By Cindy Wooden
VATICAN CITY — Feeling sad, disappointed or ashamed of oneself sometimes is normal and even can lead to conversion, but when people wallow in their sadness it becomes a dangerous vice, Pope Francis said.
“We all go through ordeals that generate sorrow in us, because life makes us formulate dreams that are then shattered,” the pope said during his weekly general audience Feb. 7. While some people, “after a time of turmoil, rely on hope,” others “wallow in melancholy, allowing it to fester in their hearts.”
When “sadness is the pleasure of non-pleasure,” he said, it goes from being a natural emotion to being “an evil state of mind.”
Continuing his series of audience talks on vices and virtues, the pope looked at how nurturing the “type of sorrow that creeps into the soul and prostrates it in a state of despondency” is a denial of the deep-seated hope that faith in God should produce.
Pope Francis said it is like taking a piece of candy that is “bitter, bitter, bitter, without sugar, awful, and sucking on that candy.”
The kind of sorrow that leads one to lose hope in God “must be fought resolutely and with every strength, because it comes from the evil one,” he said. “It is a devious demon, that sorrow.
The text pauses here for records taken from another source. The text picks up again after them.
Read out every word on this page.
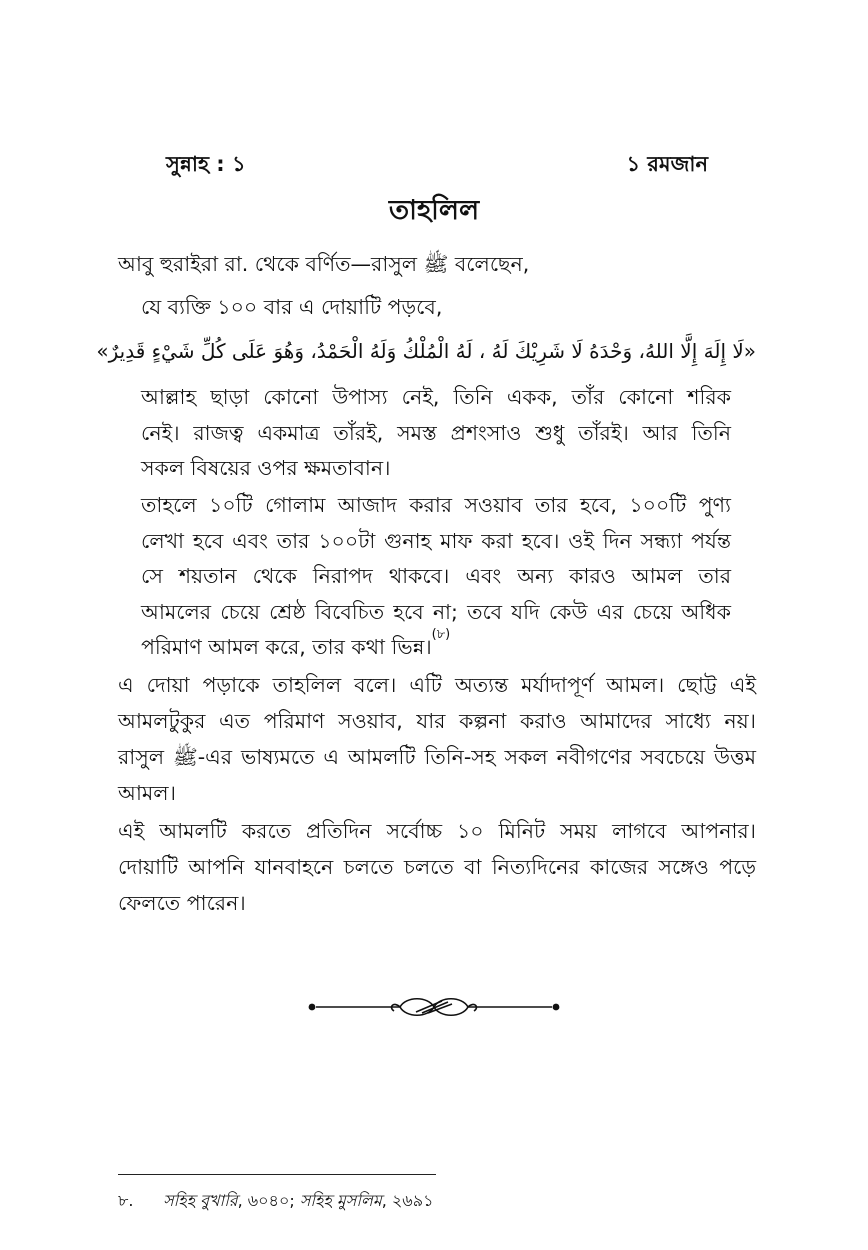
সুন্নাহ : ১	১ রমজান
তাহলিল
আবু হুরাইরা রা. থেকে বর্ণিত—রাসুল ﷺ বলেছেন,
যে ব্যক্তি ১০০ বার এ দোয়াটি পড়বে,
«لَا إِلَهَ إِلَّا اللهُ، وَحْدَهُ لَا شَرِيْكَ لَهُ ، لَهُ الْمُلْكُ وَلَهُ الْحَمْدُ، وَهُوَ عَلَى كُلِّ شَيْءٍ قَدِيرٌ»
আল্লাহ ছাড়া কোনো উপাস্য নেই, তিনি একক, তাঁর কোনো শরিক
নেই। রাজত্ব একমাত্র তাঁরই, সমস্ত প্রশংসাও শুধু তাঁরই। আর তিনি
সকল বিষয়ের ওপর ক্ষমতাবান।
তাহলে ১০টি গোলাম আজাদ করার সওয়াব তার হবে, ১০০টি পুণ্য
লেখা হবে এবং তার ১০০টা গুনাহ মাফ করা হবে। ওই দিন সন্ধ্যা পর্যন্ত
সে শয়তান থেকে নিরাপদ থাকবে। এবং অন্য কারও আমল তার
আমলের চেয়ে শ্রেষ্ঠ বিবেচিত হবে না; তবে যদি কেউ এর চেয়ে অধিক
পরিমাণ আমল করে, তার কথা ভিন্ন।$^{(৮)}$
এ দোয়া পড়াকে তাহলিল বলে। এটি অত্যন্ত মর্যাদাপূর্ণ আমল। ছোট্ট এই
আমলটুকুর এত পরিমাণ সওয়াব, যার কল্পনা করাও আমাদের সাধ্যে নয়।
রাসুল ﷺ-এর ভাষ্যমতে এ আমলটি তিনি-সহ সকল নবীগণের সবচেয়ে উত্তম
আমল।
এই আমলটি করতে প্রতিদিন সর্বোচ্চ ১০ মিনিট সময় লাগবে আপনার।
দোয়াটি আপনি যানবাহনে চলতে চলতে বা নিত্যদিনের কাজের সঙ্গেও পড়ে
ফেলতে পারেন।
৮. সহিহ বুখারি, ৬০৪০; সহিহ মুসলিম, ২৬৯১
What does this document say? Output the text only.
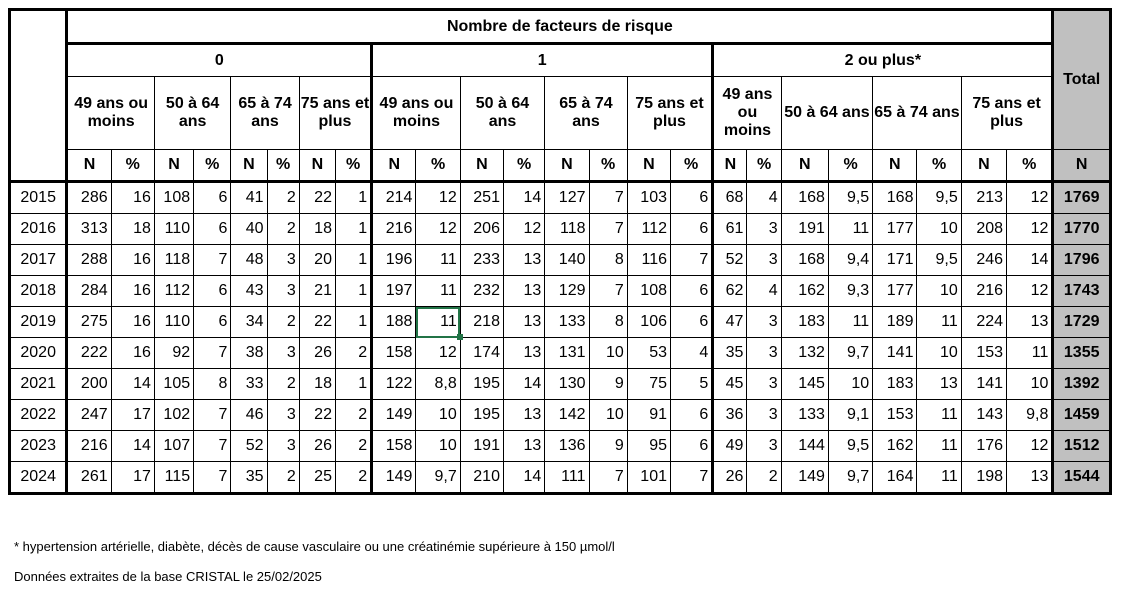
	Nombre de facteurs de risque																								Total
	0								1								2 ou plus*								
	49 ans ou moins		50 à 64 ans		65 à 74 ans		75 ans et plus		49 ans ou moins		50 à 64 ans		65 à 74 ans		75 ans et plus		49 ans ou moins		50 à 64 ans		65 à 74 ans		75 ans et plus		
	N	%	N	%	N	%	N	%	N	%	N	%	N	%	N	%	N	%	N	%	N	%	N	%	N
2015	286	16	108	6	41	2	22	1	214	12	251	14	127	7	103	6	68	4	168	9,5	168	9,5	213	12	1769
2016	313	18	110	6	40	2	18	1	216	12	206	12	118	7	112	6	61	3	191	11	177	10	208	12	1770
2017	288	16	118	7	48	3	20	1	196	11	233	13	140	8	116	7	52	3	168	9,4	171	9,5	246	14	1796
2018	284	16	112	6	43	3	21	1	197	11	232	13	129	7	108	6	62	4	162	9,3	177	10	216	12	1743
2019	275	16	110	6	34	2	22	1	188	11	218	13	133	8	106	6	47	3	183	11	189	11	224	13	1729
2020	222	16	92	7	38	3	26	2	158	12	174	13	131	10	53	4	35	3	132	9,7	141	10	153	11	1355
2021	200	14	105	8	33	2	18	1	122	8,8	195	14	130	9	75	5	45	3	145	10	183	13	141	10	1392
2022	247	17	102	7	46	3	22	2	149	10	195	13	142	10	91	6	36	3	133	9,1	153	11	143	9,8	1459
2023	216	14	107	7	52	3	26	2	158	10	191	13	136	9	95	6	49	3	144	9,5	162	11	176	12	1512
2024	261	17	115	7	35	2	25	2	149	9,7	210	14	111	7	101	7	26	2	149	9,7	164	11	198	13	1544
* hypertension artérielle, diabète, décès de cause vasculaire ou une créatinémie supérieure à 150 µmol/l
Données extraites de la base CRISTAL le 25/02/2025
The fathers of the desert described it as a worm of the heart, which erodes and hollows out its host.”
Just a week before Lent was to begin in the Latin-rite church, the pope said that “it is a grace to lament over one’s own sins, to remember the state of grace from which we have fallen, to weep because we have lost the purity in which God dreamed of us.”
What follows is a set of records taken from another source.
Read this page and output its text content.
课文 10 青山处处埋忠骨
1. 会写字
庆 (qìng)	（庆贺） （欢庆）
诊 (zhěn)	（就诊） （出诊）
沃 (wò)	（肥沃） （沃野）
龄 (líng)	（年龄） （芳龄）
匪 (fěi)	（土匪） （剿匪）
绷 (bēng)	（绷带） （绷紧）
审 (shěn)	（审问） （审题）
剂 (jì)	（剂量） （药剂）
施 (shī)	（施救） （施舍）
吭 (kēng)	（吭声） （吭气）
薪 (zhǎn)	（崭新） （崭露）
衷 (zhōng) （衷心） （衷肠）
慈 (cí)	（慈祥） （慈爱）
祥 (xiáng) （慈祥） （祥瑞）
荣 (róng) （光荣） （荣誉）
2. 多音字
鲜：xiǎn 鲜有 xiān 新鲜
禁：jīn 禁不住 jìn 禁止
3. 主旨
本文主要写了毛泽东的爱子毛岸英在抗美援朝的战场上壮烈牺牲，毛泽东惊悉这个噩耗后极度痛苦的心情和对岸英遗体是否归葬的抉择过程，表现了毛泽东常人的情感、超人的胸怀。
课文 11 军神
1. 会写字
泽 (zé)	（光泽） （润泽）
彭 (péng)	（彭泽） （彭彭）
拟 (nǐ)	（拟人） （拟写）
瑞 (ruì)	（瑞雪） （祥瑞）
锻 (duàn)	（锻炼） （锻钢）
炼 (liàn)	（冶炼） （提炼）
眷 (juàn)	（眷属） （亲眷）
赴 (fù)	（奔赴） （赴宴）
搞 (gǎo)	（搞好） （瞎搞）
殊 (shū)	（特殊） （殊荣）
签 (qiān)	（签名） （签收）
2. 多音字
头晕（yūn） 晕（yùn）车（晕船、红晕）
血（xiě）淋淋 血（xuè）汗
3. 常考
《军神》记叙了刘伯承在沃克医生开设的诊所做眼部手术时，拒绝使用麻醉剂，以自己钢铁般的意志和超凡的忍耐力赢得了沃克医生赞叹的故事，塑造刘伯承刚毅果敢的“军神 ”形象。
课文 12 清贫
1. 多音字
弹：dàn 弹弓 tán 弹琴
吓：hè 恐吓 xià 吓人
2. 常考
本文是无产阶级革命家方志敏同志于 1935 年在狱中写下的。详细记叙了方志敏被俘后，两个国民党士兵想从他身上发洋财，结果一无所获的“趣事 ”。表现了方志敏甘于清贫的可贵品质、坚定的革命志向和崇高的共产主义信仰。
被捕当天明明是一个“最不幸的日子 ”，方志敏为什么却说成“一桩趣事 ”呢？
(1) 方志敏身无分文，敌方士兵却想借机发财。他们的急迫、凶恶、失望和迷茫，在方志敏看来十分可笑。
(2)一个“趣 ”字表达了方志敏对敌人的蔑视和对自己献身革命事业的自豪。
But that sorrow should lead to the joy of knowing that one is forgiven and loved by God, he said.
When one is sad and disappointed, even laid low by the grief of losing a loved one, he said, a Christian holds on to faith in the resurrection of Jesus and the knowledge that all can be saved.
“We must be attentive,” the pope said. “Sadness can be a very bad thing that leads us to pessimism, to a self-centeredness that is difficult to heal.”